Five nines is a common headline figure for telco SLAs. The trouble is that when you check the fine print a wider range of numbers is cited. Other promises are latency, jitter, etc. All need to be clear in definition.
How does the vendor measure downtime? Does the measurement have the sampling resolution to catch violation of the promised uptime? Does it really correspond to the network downtime you experience? An example of a misleading SLA would be one which claims 99.999% uptime, measured monthly (that’s 30 seconds downtime per month), but actually checks the network every minute, and counts downtime in minutes.
A network can be down for 35 seconds of every minute, a 0% uptime (you never had 30 seconds of continuous uptime) while the vendor could claim a 100% uptime (they saw no minute where their probe failed). Look for an SLA that specifies measurement granular enough to show real uptime rather than a meaningless figure to flatter the vendor.
Backing up the promise must be a meaningful penalty for failure. Connectivity failures significantly hurt productivity, hindering a business’s ability to perform.
This is where many vendors contrive to hide their inability to deliver to their promise. For example – one vendor claims a 99.999% uptime but gives a single 5% penalty for a network availability of between 97.9% and 99.999%. So if you have 15 hours of downtime per month that’s 1800 times the promised downtime you get a 5% credit. If you paid a lot of money for a 99.999% uptime because the 30s downtime was costly to you, 15 hours downtime is probably going to kill your business. This is not a five nines service it’s less than a two nines service.

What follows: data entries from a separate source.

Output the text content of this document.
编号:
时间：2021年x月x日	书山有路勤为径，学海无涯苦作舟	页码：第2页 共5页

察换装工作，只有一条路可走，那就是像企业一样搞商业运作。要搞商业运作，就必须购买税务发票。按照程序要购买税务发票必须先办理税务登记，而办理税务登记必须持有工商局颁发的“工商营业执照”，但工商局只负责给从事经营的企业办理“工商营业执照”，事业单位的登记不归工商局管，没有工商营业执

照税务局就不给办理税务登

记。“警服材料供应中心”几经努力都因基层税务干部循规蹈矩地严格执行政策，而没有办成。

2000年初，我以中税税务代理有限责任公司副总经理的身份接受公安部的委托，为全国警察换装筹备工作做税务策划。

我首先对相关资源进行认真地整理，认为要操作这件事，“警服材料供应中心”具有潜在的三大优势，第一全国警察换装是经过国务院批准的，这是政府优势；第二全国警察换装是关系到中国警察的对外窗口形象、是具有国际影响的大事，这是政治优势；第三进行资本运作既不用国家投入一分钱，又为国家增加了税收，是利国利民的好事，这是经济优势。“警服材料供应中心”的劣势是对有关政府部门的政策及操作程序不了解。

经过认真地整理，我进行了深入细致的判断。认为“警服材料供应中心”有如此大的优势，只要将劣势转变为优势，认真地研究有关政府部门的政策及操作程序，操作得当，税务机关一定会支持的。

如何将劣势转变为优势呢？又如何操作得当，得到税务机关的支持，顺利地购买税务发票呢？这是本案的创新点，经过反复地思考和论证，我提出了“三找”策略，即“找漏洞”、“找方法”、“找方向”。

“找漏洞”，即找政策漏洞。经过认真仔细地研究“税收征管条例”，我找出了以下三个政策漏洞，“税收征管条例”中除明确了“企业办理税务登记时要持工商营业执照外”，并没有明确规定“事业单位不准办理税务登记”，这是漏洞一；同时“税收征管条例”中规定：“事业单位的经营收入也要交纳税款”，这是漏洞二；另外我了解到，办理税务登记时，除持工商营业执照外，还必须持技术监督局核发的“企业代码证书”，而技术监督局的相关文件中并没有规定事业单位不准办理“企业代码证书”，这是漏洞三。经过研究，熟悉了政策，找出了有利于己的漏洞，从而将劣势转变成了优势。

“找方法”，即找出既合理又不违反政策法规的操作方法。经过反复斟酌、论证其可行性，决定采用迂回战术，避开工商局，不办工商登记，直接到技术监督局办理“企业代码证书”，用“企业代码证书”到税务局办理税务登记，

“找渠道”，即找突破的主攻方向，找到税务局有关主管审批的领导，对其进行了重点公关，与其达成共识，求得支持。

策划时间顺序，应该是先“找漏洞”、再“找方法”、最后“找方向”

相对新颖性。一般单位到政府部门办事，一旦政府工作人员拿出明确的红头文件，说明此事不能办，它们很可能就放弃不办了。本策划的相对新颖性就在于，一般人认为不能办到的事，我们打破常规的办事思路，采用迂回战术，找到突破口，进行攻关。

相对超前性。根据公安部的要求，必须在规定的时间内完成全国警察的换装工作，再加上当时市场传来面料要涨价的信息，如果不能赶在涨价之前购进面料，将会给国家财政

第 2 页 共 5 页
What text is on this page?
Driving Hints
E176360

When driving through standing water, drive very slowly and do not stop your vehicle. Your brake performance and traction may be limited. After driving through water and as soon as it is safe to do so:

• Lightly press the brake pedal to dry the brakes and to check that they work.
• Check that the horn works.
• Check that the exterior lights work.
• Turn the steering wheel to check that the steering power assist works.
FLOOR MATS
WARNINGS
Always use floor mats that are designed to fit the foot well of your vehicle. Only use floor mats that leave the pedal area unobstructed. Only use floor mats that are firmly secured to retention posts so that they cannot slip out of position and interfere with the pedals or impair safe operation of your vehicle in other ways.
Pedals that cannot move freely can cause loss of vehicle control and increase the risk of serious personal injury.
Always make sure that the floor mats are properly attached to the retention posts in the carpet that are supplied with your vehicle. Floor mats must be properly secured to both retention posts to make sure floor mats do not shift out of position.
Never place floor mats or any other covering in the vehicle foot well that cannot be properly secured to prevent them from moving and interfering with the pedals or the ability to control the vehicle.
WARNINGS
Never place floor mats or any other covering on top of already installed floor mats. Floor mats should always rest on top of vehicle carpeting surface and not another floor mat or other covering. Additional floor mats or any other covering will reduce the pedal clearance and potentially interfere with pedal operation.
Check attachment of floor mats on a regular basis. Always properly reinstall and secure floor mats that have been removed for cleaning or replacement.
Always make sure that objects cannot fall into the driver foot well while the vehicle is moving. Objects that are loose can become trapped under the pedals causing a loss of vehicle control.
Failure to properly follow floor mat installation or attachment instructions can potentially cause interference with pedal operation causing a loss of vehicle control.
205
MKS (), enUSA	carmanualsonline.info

Some providers offer as little as 2% of the daily circuit fees, a negligible amount for providers, leaving them with most of a customer’s fee whether or not they perform. Demanding a higher percentage is one obvious strategy for countering these issues. At a minimum it is advisable to put a clause in the agreement allowing you to break the contract if the provider breaches the SLA too often.
Ensure that the vendor maintains an accurate record of historical and current SLA measurement, and that that data is available to you as a customer. Many vendors make it the customer’s responsibility to continuously monitor the network and to prove that there was an outage weeks after the fact.
Of course, this won’t happen with service providers that don’t measure uptime themselves or are embarrassed about the figures.
The author is Ashwath Nagaraj chief technology officer at Aryaka Networks.